Who'd be a businessman in these dog times? If worrying about your revenues, staff and where the next piece of bad news concerning the economy is going to come from was not enough, keeping your own family together and happy is another challenge all together.
Consider the plight of Jonathan Bowie, managing director of family-owned Bowie Castlebank, which owns Britain's second-biggest high street photographic processing chain in addition to a chain of dry cleaners.
The company dates back to 1865 but took shape in its current form during the 1960s when the families of two rival Glasgow laundries, the Bowies and the Kennedys, joined forces.
Such tradition looks like being confined to the history books following the announcement this week that the €100 million company had slipped into administration with the loss of 817 jobs and a further 847 being put under threat.
Administrators KMPG said the company had looked into restructuring or refinancing without success.
Not only does fifth-generation Bowie have to get over the personal disappointment of seeing the business slip out of family hands, but he also has to face up to not one but two families who were reliant, to a bigger or lesser degree, on the success of the company.
No doubt there will be those family members who understand that being in the photographic processing business when everything is turning digital would only lead to the current predicament, but equally you can expect disappointment, anger and resentment from others who see a revenue stream drying up.
One hopes that the communication between the two families is open and strong, the financial hit will be mitigated and they are able to come back stronger.
At the other end of the business spectrum, family-controlled Ford has again been making the headlines.

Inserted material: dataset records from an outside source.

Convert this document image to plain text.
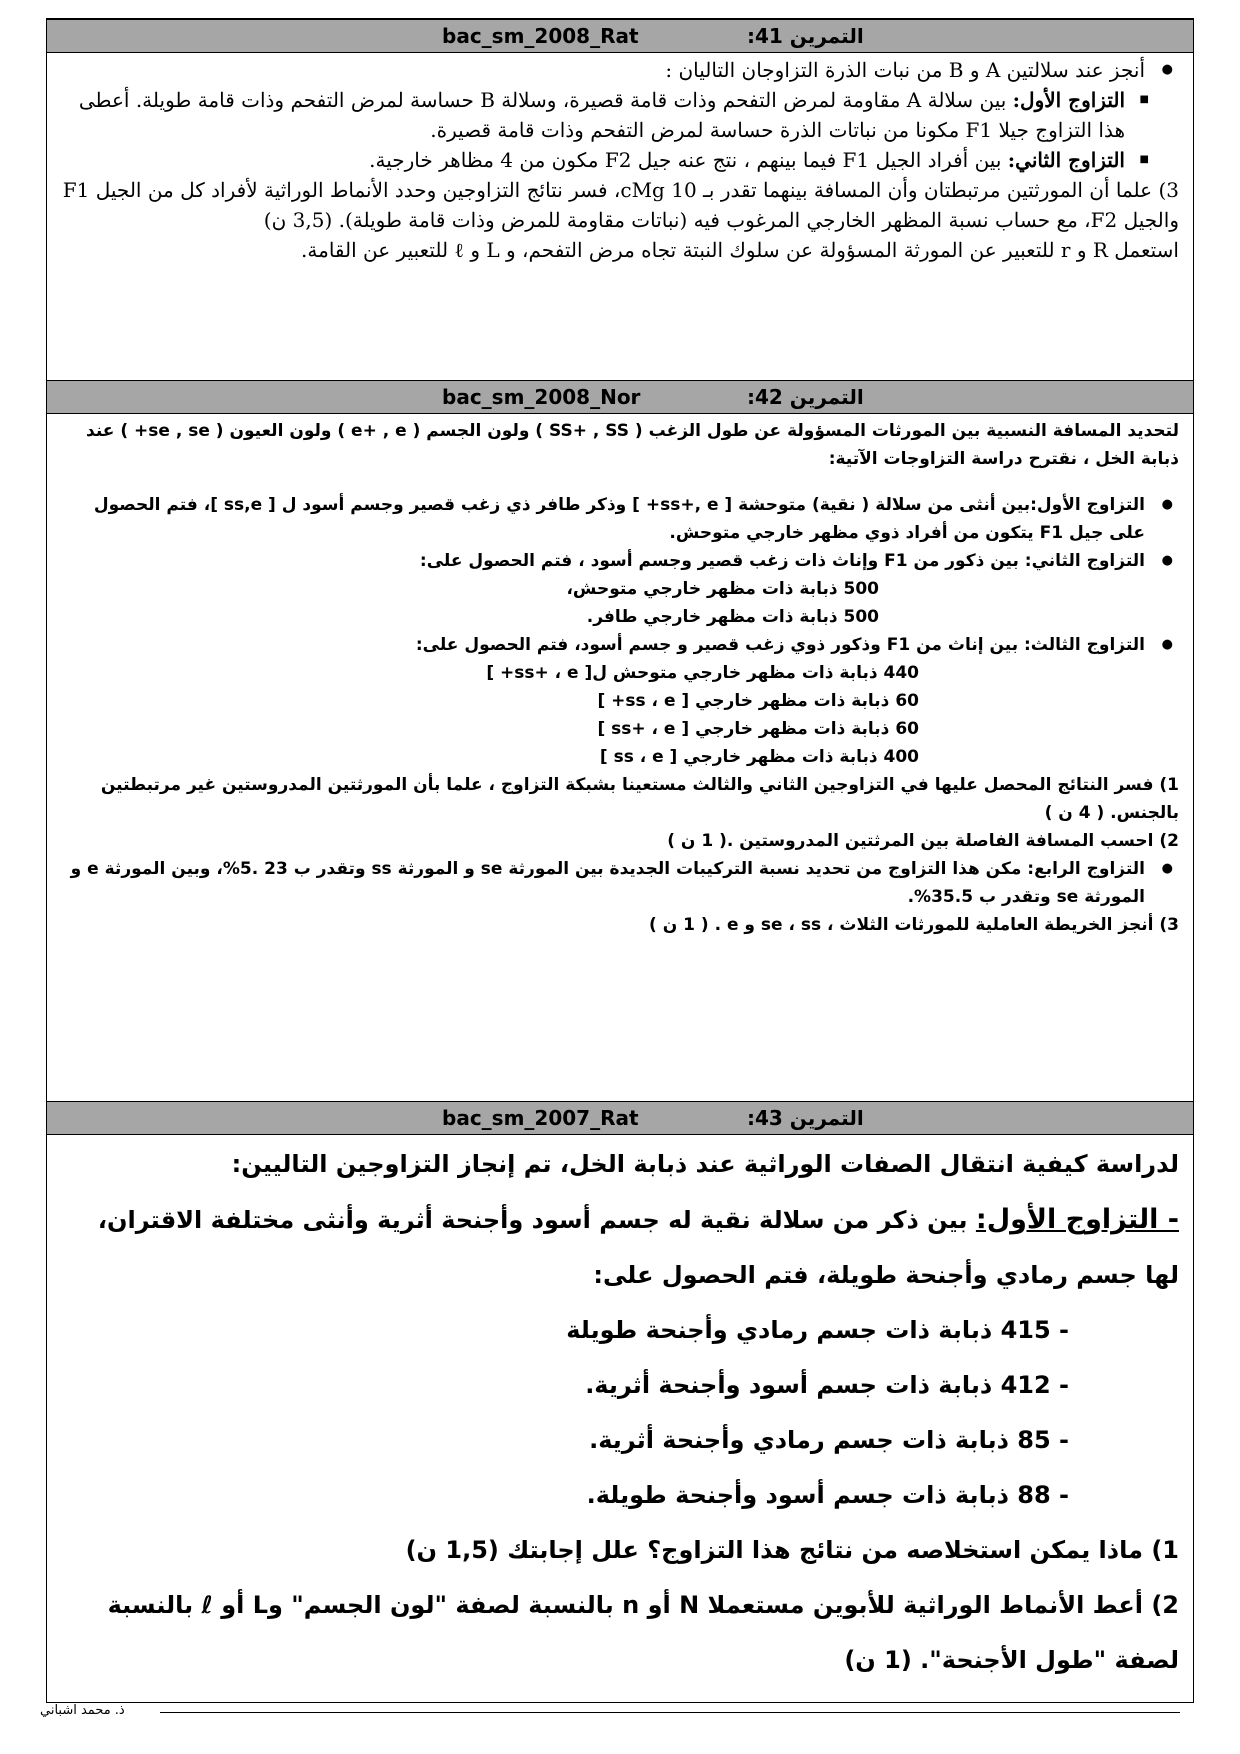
bac_sm_2008_Rat	التمرين 41:

● أنجز عند سلالتين A و B من نبات الذرة التزاوجان التاليان :

■ التزاوج الأول: بين سلالة A مقاومة لمرض التفحم وذات قامة قصيرة، وسلالة B حساسة لمرض التفحم وذات قامة طويلة. أعطى هذا التزاوج جيلا F1 مكونا من نباتات الذرة حساسة لمرض التفحم وذات قامة قصيرة.

■ التزاوج الثاني: بين أفراد الجيل F1 فيما بينهم ، نتج عنه جيل F2 مكون من 4 مظاهر خارجية.

3) علما أن المورثتين مرتبطتان وأن المسافة بينهما تقدر بـ 10 cMg، فسر نتائج التزاوجين وحدد الأنماط الوراثية لأفراد كل من الجيل F1 والجيل F2، مع حساب نسبة المظهر الخارجي المرغوب فيه (نباتات مقاومة للمرض وذات قامة طويلة). (3,5 ن)

استعمل R و r للتعبير عن المورثة المسؤولة عن سلوك النبتة تجاه مرض التفحم، و L و ℓ للتعبير عن القامة.

bac_sm_2008_Nor	التمرين 42:

لتحديد المسافة النسبية بين المورثات المسؤولة عن طول الزغب ( SS+ , SS ) ولون الجسم ( e+ , e ) ولون العيون ( se , se+ ) عند ذبابة الخل ، نقترح دراسة التزاوجات الآتية:

● التزاوج الأول:بين أنثى من سلالة ( نقية) متوحشة [ ss+, e+ ] وذكر طافر ذي زغب قصير وجسم أسود ل [ ss,e ]، فتم الحصول على جيل F1 يتكون من أفراد ذوي مظهر خارجي متوحش.

● التزاوج الثاني: بين ذكور من F1 وإناث ذات زغب قصير وجسم أسود ، فتم الحصول على:

500 ذبابة ذات مظهر خارجي متوحش،

500 ذبابة ذات مظهر خارجي طافر.

● التزاوج الثالث: بين إناث من F1 وذكور ذوي زغب قصير و جسم أسود، فتم الحصول على:

440 ذبابة ذات مظهر خارجي متوحش ل[ ss+ ، e+ ]

60 ذبابة ذات مظهر خارجي [ ss ، e+ ]

60 ذبابة ذات مظهر خارجي [ ss+ ، e ]

400 ذبابة ذات مظهر خارجي [ ss ، e ]

1) فسر النتائج المحصل عليها في التزاوجين الثاني والثالث مستعينا بشبكة التزاوج ، علما بأن المورثتين المدروستين غير مرتبطتين بالجنس. ( 4 ن )

2) احسب المسافة الفاصلة بين المرثتين المدروستين .( 1 ن )

● التزاوج الرابع: مكن هذا التزاوج من تحديد نسبة التركيبات الجديدة بين المورثة se و المورثة ss وتقدر ب 23 .5%، وبين المورثة e و المورثة se وتقدر ب 35.5%.

3) أنجز الخريطة العاملية للمورثات الثلاث ، se ، ss و e . ( 1 ن )

bac_sm_2007_Rat	التمرين 43:

لدراسة كيفية انتقال الصفات الوراثية عند ذبابة الخل، تم إنجاز التزاوجين التاليين:

- التزاوج الأول: بين ذكر من سلالة نقية له جسم أسود وأجنحة أثرية وأنثى مختلفة الاقتران، لها جسم رمادي وأجنحة طويلة، فتم الحصول على:

- 415 ذبابة ذات جسم رمادي وأجنحة طويلة

- 412 ذبابة ذات جسم أسود وأجنحة أثرية.

- 85 ذبابة ذات جسم رمادي وأجنحة أثرية.

- 88 ذبابة ذات جسم أسود وأجنحة طويلة.

1) ماذا يمكن استخلاصه من نتائج هذا التزاوج؟ علل إجابتك (1,5 ن)

2) أعط الأنماط الوراثية للأبوين مستعملا N أو n بالنسبة لصفة "لون الجسم" وL أو ℓ بالنسبة لصفة "طول الأجنحة". (1 ن)

ذ. محمد اشباني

With no family member in operational management, the Fords are reliant on the success of president and CEO Alan Mulally.
This week he went cap in hand to US congress to submit a business plan that outlined how Ford intends to return to profitability. Part of this plan included a request for a $9 billion temporary bridge loan.
Ford has promised to sell its five corporate aircraft, cancel all bonuses for management employees worldwide and forego bonuses for all employees in North America.
The good news is that the company does not anticipate a liquidity crisis next year and plans to base its recovery on introducing more fuel-efficient vehicles – a clear sign it understands where the market is going.
Chairman Bill Ford III has reportedly been working hard behind the scenes to ensure that the green message has been getting across to the people that matter on Capitol Hill.
The family, which owns 4% but controls close to 40%, will be holding its breath. It has seen its wealth nosedive as the company's shareprice has fallen to just a quarter of what it was this time last year.
While the Fords will be used to their hands off role in terms of operational management, they will be nonetheless anxious to scrutinise how their chosen executives fare. Resisting temptation to meddle will be crucial, but at least they still have a company to call their own.